Chasing Clinton, Sanders and O'Malley Court Teachers Unions

Both candidates say teachers need flexibility to take a more holistic approach to education.

U.S. News & World Report

Sanders, O'Malley Court Teachers Unions

NEA President Lily Eskelsen García met with U.S. Senator Bernie Sanders June 18, 2015, as part of the association’s recommendation process for the 2016 presidential campaign.

National Education Association President Lily Eskelsen García talks with Sen. Bernie Sanders on Thursday at the association's headquarters in Washington.Courtesy NEA Public Relations

The nation's two largest teachers unions are in the thick of their 2016 presidential endorsement processes, having met with the three major Democratic candidates who have announced their candidacies.
On Thursday, Sen. Bernie Sanders – an independent from Vermont running for the Democratic nomination – and former Maryland Gov. Martin O'Malley met with Lily Eskelsen Garcia, president of the National Education Association. Both the NEA and the American Federation of Teachers – the nation's largest teachers union after the NEA – now have heard from O'Malley, Sanders and front-runner Hillary Clinton at a time when the party each hopes to represent in the White House is divided over how to improve K-12 education in America.

"We are asking the tough questions that get to the heart of the issues that educators, their students and families are facing every day. They see what is happening in their schools and communities. They know that all students deserve the support, tools and time to learn," Eskelsen Garcia said in a statement. "But are politicians willing to commit to the success of every student regardless of his or her ZIP code? That is the key question that educators will ask over and over again."
So far, all three candidates have focused on framing education as an economic imperative that creates the clearest path to the middle class. They've also put a focus on the needs to reduce standardized testing in schools and empower teachers – desires the unions share – while staying away from more controversial topics such as teacher tenure and evaluation systems, school choice and Common Core.
Sanders is the only candidate so far to focus on problems with No Child Left Behind in his remarks to the unions, according to excerpts provided by the NEA and AFT.
Sanders, who serves on the Senate education committee, said there are few others as opposed as he is to the sweeping education law – which Congress is attempting to update – and to "this absurd effort to force teachers to spend half of their lives teaching kids how to take tests."
"If I have anything to say in the coming months, we would end [No Child Left Behind]," Sanders told Eskelsen Garcia.

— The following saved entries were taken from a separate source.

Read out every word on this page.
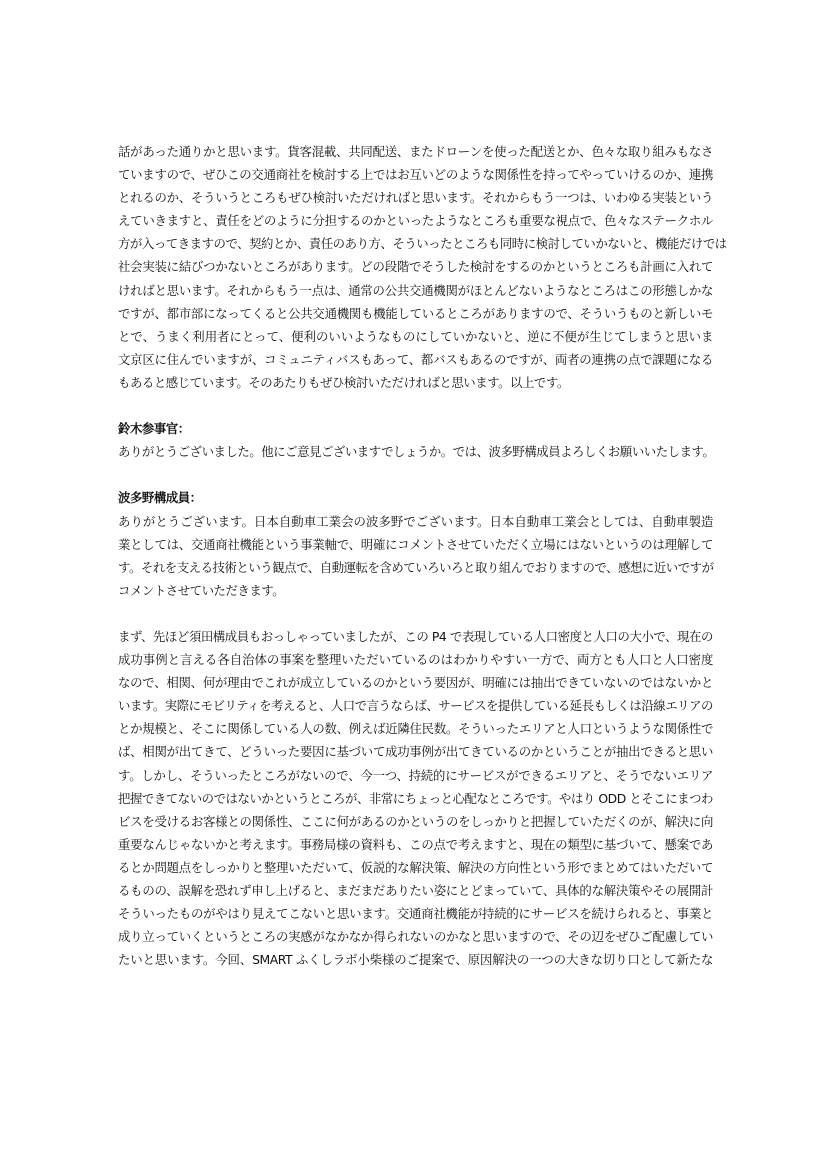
話があった通りかと思います。貨客混載、共同配送、またドローンを使った配送とか、色々な取り組みもなさ
ていますので、ぜひこの交通商社を検討する上ではお互いどのような関係性を持ってやっていけるのか、連携
とれるのか、そういうところもぜひ検討いただければと思います。それからもう一つは、いわゆる実装という
えていきますと、責任をどのように分担するのかといったようなところも重要な視点で、色々なステークホル
方が入ってきますので、契約とか、責任のあり方、そういったところも同時に検討していかないと、機能だけでは
社会実装に結びつかないところがあります。どの段階でそうした検討をするのかというところも計画に入れて
ければと思います。それからもう一点は、通常の公共交通機関がほとんどないようなところはこの形態しかな
ですが、都市部になってくると公共交通機関も機能しているところがありますので、そういうものと新しいモ
とで、うまく利用者にとって、便利のいいようなものにしていかないと、逆に不便が生じてしまうと思いま
文京区に住んでいますが、コミュニティバスもあって、都バスもあるのですが、両者の連携の点で課題になる
もあると感じています。そのあたりもぜひ検討いただければと思います。以上です。
鈴木参事官：
ありがとうございました。他にご意見ございますでしょうか。では、波多野構成員よろしくお願いいたします。
波多野構成員：
ありがとうございます。日本自動車工業会の波多野でございます。日本自動車工業会としては、自動車製造
業としては、交通商社機能という事業軸で、明確にコメントさせていただく立場にはないというのは理解して
す。それを支える技術という観点で、自動運転を含めていろいろと取り組んでおりますので、感想に近いですが
コメントさせていただきます。
まず、先ほど須田構成員もおっしゃっていましたが、この P4 で表現している人口密度と人口の大小で、現在の
成功事例と言える各自治体の事案を整理いただいているのはわかりやすい一方で、両方とも人口と人口密度
なので、相関、何が理由でこれが成立しているのかという要因が、明確には抽出できていないのではないかと
います。実際にモビリティを考えると、人口で言うならば、サービスを提供している延長もしくは沿線エリアの
とか規模と、そこに関係している人の数、例えば近隣住民数。そういったエリアと人口というような関係性で
ば、相関が出てきて、どういった要因に基づいて成功事例が出てきているのかということが抽出できると思い
す。しかし、そういったところがないので、今一つ、持続的にサービスができるエリアと、そうでないエリア
把握できてないのではないかというところが、非常にちょっと心配なところです。やはり ODD とそこにまつわ
ビスを受けるお客様との関係性、ここに何があるのかというのをしっかりと把握していただくのが、解決に向
重要なんじゃないかと考えます。事務局様の資料も、この点で考えますと、現在の類型に基づいて、懸案であ
るとか問題点をしっかりと整理いただいて、仮説的な解決策、解決の方向性という形でまとめてはいただいて
るものの、誤解を恐れず申し上げると、まだまだありたい姿にとどまっていて、具体的な解決策やその展開計
そういったものがやはり見えてこないと思います。交通商社機能が持続的にサービスを続けられると、事業と
成り立っていくというところの実感がなかなか得られないのかなと思いますので、その辺をぜひご配慮してい
たいと思います。今回、SMART ふくしラボ小柴様のご提案で、原因解決の一つの大きな切り口として新たな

National Education Association President Lily Eskelsen García speaks with former Maryland Gov. Martin O'Malley on Thursday at the association's headquarters in Washington.
Courtesy NEA Public Relations

Both candidates also made the overuse of standardized testing a focus of their NEA remarks.
Sanders said it's important to "look at the whole child," and to give teachers more flexibility to work with their students.
"Teaching kids just to take [a] test in my view does not go far enough," Sanders said.
O'Malley, too, said there needs to be a more holistic approach to teaching.


"Increasing the frequency of tests doesn't necessarily increase the quality of education," O'Malley said. "We have to be mindful of the whole child – their development, their nutrition, their health. Learning is about more than that feedback loop of tests and quizzes."
O'Malley used his remarks to focus on his time as governor, saying that during his tenure from 2007 to 2015, Maryland "made public education a priority by partnering with teachers, and by not doing less but by doing more." He also defended the federal government's role in K-12 education, which lawmakers on both sides of the aisle have said needs to be scaled back to some extent.
"No child is a spare American. In Maryland, we came together to forge the consensus to make the investments at the state level to give our children the quality education they deserve," O'Malley said. "There's so much the federal government can do better in education, but we won't do better if we insist on doing less, not more."
Sanders and O'Malley are far behind Clinton in early polling, though Sanders has showed some momentum of late, trailing Clinton by 10 points in a recent Suffolk University poll of New Hampshire.